The incident happened about 2 p.m. local time on the main commercial street in south London’s Streatham neighborhood.
Footage on social media showed several people in plain clothes pointing guns at a person lying on the sidewalk.
Karker Tahir, who works on the street where the attack took place, told Sky News he saw a man running on the sidewalk, followed by “two or three” police officers with guns.
“They kept telling him, ‘Stop,’ ” he said. “And I then saw them shoot him three times.”
Tahir added: “A police officer, after he shot him, went to check on him while he was alive. And then they suddenly found something, I think there was a bomb or something. And they stepped back. And that’s when we ran.”
Officials denounced the attack.
“Terrorists seek to divide us and to destroy our way of life,” London Mayor Sadiq Khan said in a statement. “Here in London we will never let them succeed.”
Prime Minister Boris Johnson on Twitter voiced sympathy for the victims, saying, “My thoughts are with the injured and all those affected.”
The stabbing follows a string of terrorism-related incidents in the capital’s center.
In November, a British-born, al-Qaeda-inspired man named Usman Khan stabbed five people before he was tackled by members of the public and shot dead by police. Two of his victims died.
Khan was free on parole, with an electronic tracking device on his ankle, when he entered a conference focused on the rehabilitation of violent offenders and terrorists.

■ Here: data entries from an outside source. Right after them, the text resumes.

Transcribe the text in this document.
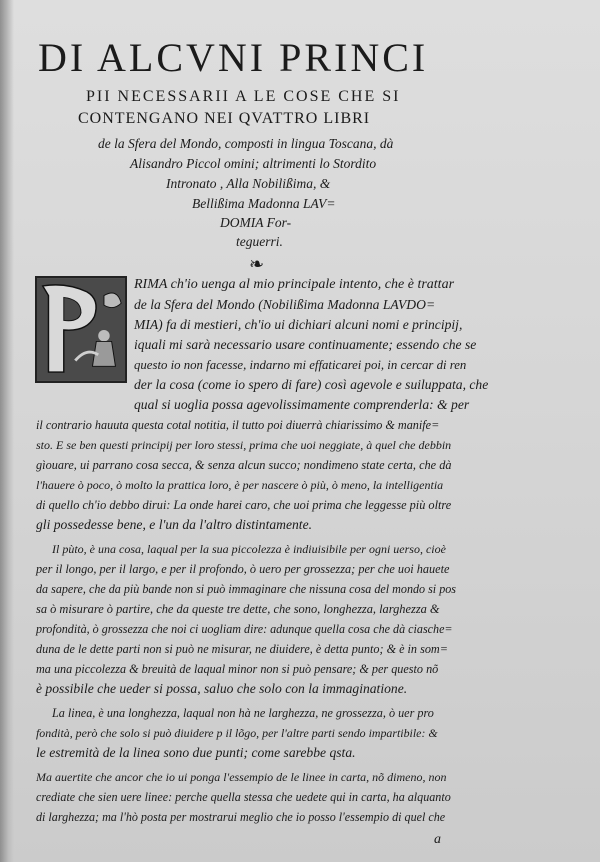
DI ALCVNI PRINCI
PII NECESSARII A LE COSE CHE SI
CONTENGANO NEI QVATTRO LIBRI
de la Sfera del Mondo, composti in lingua Toscana, dà
Alisandro Piccol omini; altrimenti lo Stordito
Intronato , Alla Nobilißima, &
Bellißima Madonna LAV=
DOMIA For-
teguerri.
❧
RIMA ch'io uenga al mio principale intento, che è trattar
de la Sfera del Mondo (Nobilißima Madonna LAVDO=
MIA) fa di mestieri, ch'io ui dichiari alcuni nomi e principij,
iquali mi sarà necessario usare continuamente; essendo che se
questo io non facesse, indarno mi effaticarei poi, in cercar di ren
der la cosa (come io spero di fare) così agevole e suiluppata, che
qual si uoglia possa agevolissimamente comprenderla: & per
il contrario hauuta questa cotal notitia, il tutto poi diuerrà chiarissimo & manife=
sto. E se ben questi principij per loro stessi, prima che uoi neggiate, à quel che debbin
gìouare, ui parrano cosa secca, & senza alcun succo; nondimeno state certa, che dà
l'hauere ò poco, ò molto la prattica loro, è per nascere ò più, ò meno, la intelligentia
di quello ch'io debbo dirui: La onde harei caro, che uoi prima che leggesse più oltre
gli possedesse bene, e l'un da l'altro distintamente.
Il pùto, è una cosa, laqual per la sua piccolezza è indiuisibile per ogni uerso, cioè
per il longo, per il largo, e per il profondo, ò uero per grossezza; per che uoi hauete
da sapere, che da più bande non si può immaginare che nissuna cosa del mondo si pos
sa ò misurare ò partire, che da queste tre dette, che sono, longhezza, larghezza &
profondità, ò grossezza che noi ci uogliam dire: adunque quella cosa che dà ciasche=
duna de le dette parti non si può ne misurar, ne diuidere, è detta punto; & è in som=
ma una piccolezza & breuità de laqual minor non si può pensare; & per questo nõ
è possibile che ueder si possa, saluo che solo con la immaginatione.
La linea, è una longhezza, laqual non hà ne larghezza, ne grossezza, ò uer pro
fondità, però che solo si può diuidere p il lõgo, per l'altre parti sendo impartibile: &
le estremità de la linea sono due punti; come sarebbe qsta.
Ma auertite che ancor che io ui ponga l'essempio de le linee in carta, nõ dimeno, non
crediate che sien uere linee: perche quella stessa che uedete qui in carta, ha alquanto
di larghezza; ma l'hò posta per mostrarui meglio che io posso l'essempio di quel che
a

Khan, who wore a fake suicide vest, had previously been convicted of conspiring to bomb London landmarks.
In June 2017, three assailants identified as sympathizers of the Islamic State rammed pedestrians with a van on a major bridge over the River Thames in central London, then sought out victims to stab. They killed eight people and wounded 48 before they were shot to death.
The three also wore fake explosives. Terrorists have worn phony suicide vests to frighten civilians, intimidate police or draw deadly fire.
In March 2017, British citizen Khalid Masood plowed a car into pedestrians on Westminster Bridge over the Thames. Masood jumped from the vehicle and stabbed a police officer to death before being shot dead by officers.